John Spiers, Chief Strategy Officer, Liqid
Resource utilization and the soaring costs surrounding it are a constant push and pull issue for IT Departments. Now with the emergence of AI and machine learning, resource utilization is far more front and center than it has ever been. Managing legacy hardware in a hyperconverged environment just as you always have is not going to cut it, because the people and hardware costs associated with these extremely heavy workloads are tremendous. Intelligent fabrics and composable infrastructure software deliver a solution to the problem that allows IT providers the ability to pool and deploy their hardware resources to adapt to the workload at hand, then re-deploy as required for a balanced system that can address the demands of AI and machine learning.
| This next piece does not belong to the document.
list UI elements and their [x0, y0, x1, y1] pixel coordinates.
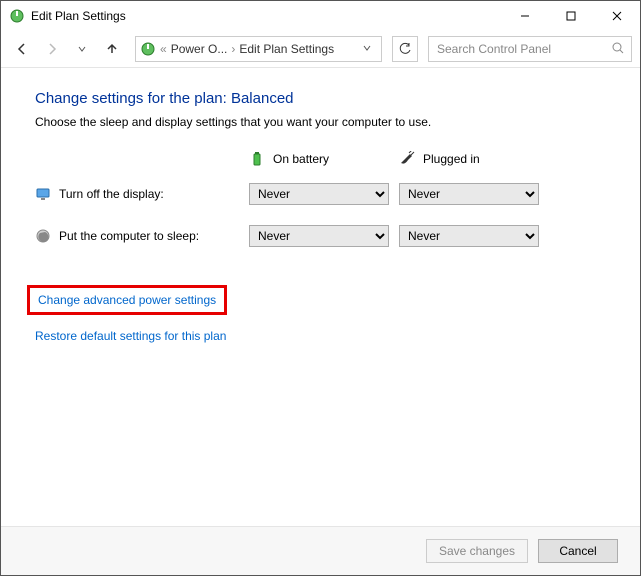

No Balance for a Broken System
Despite countless hours of upfront resource planning, IT departments find themselves monitoring critical systems for potential performance issues, troubleshooting or reconfiguring systems based on usage patterns, and re-balancing resources to optimize performance and availability. System administrators spend countless hours deploying and configuring physical servers, creating and managing VMs, and mapping and visualizing relationships between physical servers and virtual machines. Over- and under- utilized resources are common and managing more complexity with more people results in expanding IT budgets.
The economics of this legacy IT infrastructure model drives IT leaders to explore public cloud options with the promise of eliminating IT capital equipment purchases, hardware management, and reducing IT administration costs by leveraging the cloud’s inherent capability to dynamically scale resources.
The reality is, IT departments find themselves right back in the same mode: troubleshooting issues and dealing with what feels like a black box, having to manage cloud software policies, limits, and making step adjustments. Costs soar from applications and testbeds that get abandoned and forgotten, along with all the other spun-up but not powered-down services. Reversely, if a cloud service deployed within a company becomes very popular and well-used, it can quickly be over-utilized, leading to gigabytes upon gigabytes of data or activity. When the bill shows up, sticker shock sets in and the IT department quickly shifts into the mode of optimizing cloud resource consumption to lower costs.
AI+ML Hit the Wall of Traditional Architecture
Whether it’s private or public cloud, resource management and planning in a business environment with rapidly growing and variable workloads is always a challenge. There is tremendous potential in having AI+ML learn workload patterns and related requirements for security and performance, and dynamically configure resources on-demand to deliver on these as service level resources. It’s all about having AI and machine learning applications to complete the human tasks typically performed by systems administrators and being more predictive versus reactive to constantly changing requirements.
However, advancements in AI+ML operational models are constrained by the limitations of the underlying physical resources. For example, when a server runs out of memory, it’s difficult to add more memory, and most applications aren’t designed to consume memory for more than one physical server at a time. There is very little an AI algorithm can do to dynamically provision resources when it is roadblocked by the limitations of the resources themselves. The same is true for networking, storage and accelerators.
Clustering technology helps solve these problems, but most applications don’t dynamically scale to take advantage of a scaling cluster of server nodes and applications are typically relegated to the resources in a single physical server. Data can be striped across servers, but network latencies, and resolving reliability and availability issues associated with failing devices becomes complex, and not knowing where your data physically resides can easily become a regulatory compliance nightmare.
Resources Revolutionized: Intelligent Fabrics and Composable Software
For full potential of AI+ML to be achieved in IT, the physical constraints of IT infrastructure must be removed. A good example is allocating GPU resources for AI+ML workloads. A typical standard server is physically constrained and can only accommodate 2 GPUs. If GPU’s are spread out across multiple servers, peer-to-peer computing becomes challenged by network latency and software’s ability to have GPUs communicate with each other across nodes.
With composable infrastructure, a pool of more than aggregated, bare-metal GPUs can be assigned to a single server through software without having to worry about its physical constraints, and peer-to-peer functionality is easily achieved within the pool over a high-speed, low-latency intelligent fabrics. GPU resources can be managed in tandem with NVMe, CPU, NIC, FPGA, and other PCIe-deployed accelerator technologies. Once a task is complete, resources can be reconfigured for a different application. This can be done on-demand and automated through APIs, delivering a more balanced system for AI+ML by taking advantage of all the hardware resources available at hand.
This strategy also allows for disaggregated growth, meaning you add only the hardware you need, when you need it, versus deploying tightly bundled solutions that include resources you don’t need.
The promise of composable infrastructure removes the physical constraints of server silos and enables servers to be built or composed on-the-fly by AI+ML algorithms to meet workload demand. Composable software enables the capability to build servers from pools of memory, storage, accelerators and network devices on demand, enabling AI+ML algorithms to be unconstrained by what hardware is in any given physical server. As composable technology becomes the standard way to deploy infrastructure, AI+ML software becomes resource and environment aware, allowing infrastructure to be intelligently managed with software.